Autoencoder: an autoencoder is a classic method for learning feature representations. Its main process maps the input into a latent feature and then reconstructs the original input with a decoder. PCA and K-Means can both be viewed as autoencoder-like methods in essence. There are many types of autoencoders, and MAE belongs to the family of denoising autoencoders. In MAE, masked patches can be regarded as a form of noise.
Main Approach
The goal of MAE is to reconstruct the complete signal from partial observations of the original signal.
Mask
The input image is divided into multiple non-overlapping patches. A subset of patches is randomly selected according to a uniform distribution, and the remaining patches are masked, or directly removed. This high masking ratio largely removes image information redundancy, preventing the model from simply extrapolating masked patches from nearby visible patches. Uniform sampling also avoids clustering of visible pixels. The final result is a highly sparse masked image.
Encoder
The authors directly adopt the encoder structure from ViT: linear projection, positional encoding, and a series of Transformer blocks. The difference is that the encoder only operates on the remaining visible patches. Masked patches are not used and can even be directly removed. This allows a very large encoder model to be trained with limited computation and memory.
Decoder
Note that in an autoencoder, the decoder is only used during pre-training to complete the image reconstruction task. In actual representation learning, only the encoder is used. In MAE, the decoder input contains two parts: (i) the encoded tokens of visible patches, and (ii) the tokens of masked patches. Each mask token is a shared learnable vector used to predict a masked patch. A positional embedding is added to each token to encode positional information.
Reconstruction Target
For each masked patch, MAE reconstructs the input image by predicting pixel values. Each element produced by the decoder is a vector of pixel values representing the corresponding patch. The final layer of the decoder is a linear layer whose dimension equals the number of pixel values in a patch. During training, the loss is the MSE between the original image and the reconstructed image in pixel space. This loss is computed only on masked patches. In addition, using normalized pixel values within each patch as the reconstruction target can further improve performance.
Implementation
For data processing, each image patch is converted into a token through linear projection and positional encoding. All tokens are randomly shuffled and sampled, and the remaining tokens are removed as masked tokens. The encoder processes the visible tokens. For the decoder, the encoded patches are restored to their original positions, and the missing patches are filled with mask tokens. All mask tokens correspond to target tokens to be predicted and are then sent into the decoder. The decoder predicts the image pixels for the corresponding patches. The MSE between the predicted pixels and the original image pixels is used as the loss.

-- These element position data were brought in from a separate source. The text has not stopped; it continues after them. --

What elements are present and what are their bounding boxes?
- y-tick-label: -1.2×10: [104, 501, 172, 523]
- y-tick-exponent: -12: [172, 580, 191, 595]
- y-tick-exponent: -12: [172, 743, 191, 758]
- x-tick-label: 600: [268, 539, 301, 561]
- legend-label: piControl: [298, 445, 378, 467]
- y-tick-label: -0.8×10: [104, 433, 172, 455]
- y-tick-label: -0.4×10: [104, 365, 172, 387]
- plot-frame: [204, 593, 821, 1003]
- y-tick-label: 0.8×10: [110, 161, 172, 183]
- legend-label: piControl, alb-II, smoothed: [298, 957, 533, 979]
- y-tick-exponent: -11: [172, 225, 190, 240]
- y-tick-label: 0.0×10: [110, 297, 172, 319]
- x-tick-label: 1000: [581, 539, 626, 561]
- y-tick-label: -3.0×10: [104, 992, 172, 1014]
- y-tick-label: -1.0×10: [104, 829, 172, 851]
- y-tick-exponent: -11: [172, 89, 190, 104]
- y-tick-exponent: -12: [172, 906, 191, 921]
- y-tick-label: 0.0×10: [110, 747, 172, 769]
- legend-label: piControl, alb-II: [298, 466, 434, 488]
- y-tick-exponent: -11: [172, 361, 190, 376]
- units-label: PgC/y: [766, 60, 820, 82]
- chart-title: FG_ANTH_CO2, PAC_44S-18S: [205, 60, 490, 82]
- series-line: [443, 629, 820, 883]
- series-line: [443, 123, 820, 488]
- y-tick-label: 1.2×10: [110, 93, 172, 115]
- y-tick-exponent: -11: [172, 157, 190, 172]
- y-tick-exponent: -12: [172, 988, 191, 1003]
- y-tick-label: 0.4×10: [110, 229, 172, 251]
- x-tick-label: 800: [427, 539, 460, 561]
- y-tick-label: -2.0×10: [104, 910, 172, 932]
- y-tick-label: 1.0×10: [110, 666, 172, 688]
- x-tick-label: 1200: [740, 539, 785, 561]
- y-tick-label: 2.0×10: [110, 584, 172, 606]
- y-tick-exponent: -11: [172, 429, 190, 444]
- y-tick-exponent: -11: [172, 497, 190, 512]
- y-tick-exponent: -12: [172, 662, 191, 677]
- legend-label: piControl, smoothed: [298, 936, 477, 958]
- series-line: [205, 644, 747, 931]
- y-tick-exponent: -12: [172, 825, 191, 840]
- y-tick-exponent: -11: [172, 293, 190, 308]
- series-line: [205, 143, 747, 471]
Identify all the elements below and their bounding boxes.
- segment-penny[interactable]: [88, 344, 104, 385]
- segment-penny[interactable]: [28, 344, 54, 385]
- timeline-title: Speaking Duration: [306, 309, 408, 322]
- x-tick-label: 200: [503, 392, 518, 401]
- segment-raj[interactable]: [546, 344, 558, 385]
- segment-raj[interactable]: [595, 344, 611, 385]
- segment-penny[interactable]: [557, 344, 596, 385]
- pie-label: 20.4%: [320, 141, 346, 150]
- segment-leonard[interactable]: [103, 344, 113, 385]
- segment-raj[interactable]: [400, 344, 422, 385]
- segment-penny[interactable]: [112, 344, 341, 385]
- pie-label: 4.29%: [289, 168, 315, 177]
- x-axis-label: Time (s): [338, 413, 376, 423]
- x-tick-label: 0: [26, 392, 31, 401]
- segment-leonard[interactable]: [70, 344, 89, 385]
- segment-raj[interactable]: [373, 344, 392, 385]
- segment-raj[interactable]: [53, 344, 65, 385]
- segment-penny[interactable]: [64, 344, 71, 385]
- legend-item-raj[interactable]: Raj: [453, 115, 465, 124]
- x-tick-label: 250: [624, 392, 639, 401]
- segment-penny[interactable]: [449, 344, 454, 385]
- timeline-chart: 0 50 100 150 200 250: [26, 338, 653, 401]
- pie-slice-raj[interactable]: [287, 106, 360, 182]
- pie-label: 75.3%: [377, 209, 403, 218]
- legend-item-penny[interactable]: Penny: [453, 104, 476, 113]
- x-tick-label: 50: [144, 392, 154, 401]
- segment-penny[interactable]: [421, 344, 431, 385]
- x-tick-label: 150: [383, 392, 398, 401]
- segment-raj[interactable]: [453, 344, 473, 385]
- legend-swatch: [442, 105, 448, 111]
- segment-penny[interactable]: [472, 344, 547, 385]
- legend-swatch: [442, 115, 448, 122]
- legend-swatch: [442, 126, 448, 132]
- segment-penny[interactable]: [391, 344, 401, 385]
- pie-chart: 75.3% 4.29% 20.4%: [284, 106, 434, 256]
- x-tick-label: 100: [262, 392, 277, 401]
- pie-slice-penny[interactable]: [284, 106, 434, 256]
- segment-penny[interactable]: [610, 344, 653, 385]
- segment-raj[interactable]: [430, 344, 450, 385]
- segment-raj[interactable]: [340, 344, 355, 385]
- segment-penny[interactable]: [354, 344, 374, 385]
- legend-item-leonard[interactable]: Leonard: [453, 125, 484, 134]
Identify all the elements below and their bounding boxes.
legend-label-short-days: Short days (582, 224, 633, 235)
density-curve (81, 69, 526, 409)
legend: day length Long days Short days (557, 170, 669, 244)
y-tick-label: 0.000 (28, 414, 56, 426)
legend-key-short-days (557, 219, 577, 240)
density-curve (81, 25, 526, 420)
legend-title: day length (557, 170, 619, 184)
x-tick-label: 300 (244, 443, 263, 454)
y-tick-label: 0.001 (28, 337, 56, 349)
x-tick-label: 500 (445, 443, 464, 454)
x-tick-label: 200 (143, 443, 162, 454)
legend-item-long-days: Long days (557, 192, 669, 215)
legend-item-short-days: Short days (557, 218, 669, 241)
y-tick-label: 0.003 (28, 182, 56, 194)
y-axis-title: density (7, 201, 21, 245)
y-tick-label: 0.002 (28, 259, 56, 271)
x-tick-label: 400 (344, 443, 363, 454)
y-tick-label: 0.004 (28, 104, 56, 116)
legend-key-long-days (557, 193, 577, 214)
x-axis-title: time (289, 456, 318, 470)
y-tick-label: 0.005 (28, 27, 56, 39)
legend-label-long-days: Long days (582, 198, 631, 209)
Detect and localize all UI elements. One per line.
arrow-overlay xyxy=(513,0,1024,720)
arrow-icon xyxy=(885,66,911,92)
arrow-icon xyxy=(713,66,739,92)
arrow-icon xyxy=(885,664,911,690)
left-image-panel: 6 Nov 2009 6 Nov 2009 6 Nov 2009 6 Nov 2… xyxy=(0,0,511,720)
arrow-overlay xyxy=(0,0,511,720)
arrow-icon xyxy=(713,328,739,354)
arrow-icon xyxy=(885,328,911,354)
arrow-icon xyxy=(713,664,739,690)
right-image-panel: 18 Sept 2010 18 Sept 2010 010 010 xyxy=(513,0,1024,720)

The final trained encoder can be used as a base model for downstream tasks and can be fine-tuned.
QUES
Does the encoder use mask tokens? In the paper, visible patches are selected by first shuffling all input patches, assuming there are $N$ patches in total, and then discarding the last $N \times \text{masking\_ratio}$ patches. Only the remaining patches are passed through the network. Another possible method is to add a mask token in the encoder to indicate which patches should be kept and which should be masked. Experiments show that this significantly worsens performance. The reason is that with mask encoding, the model sees incomplete inputs during training, but complete inputs during downstream tasks. This creates a large gap.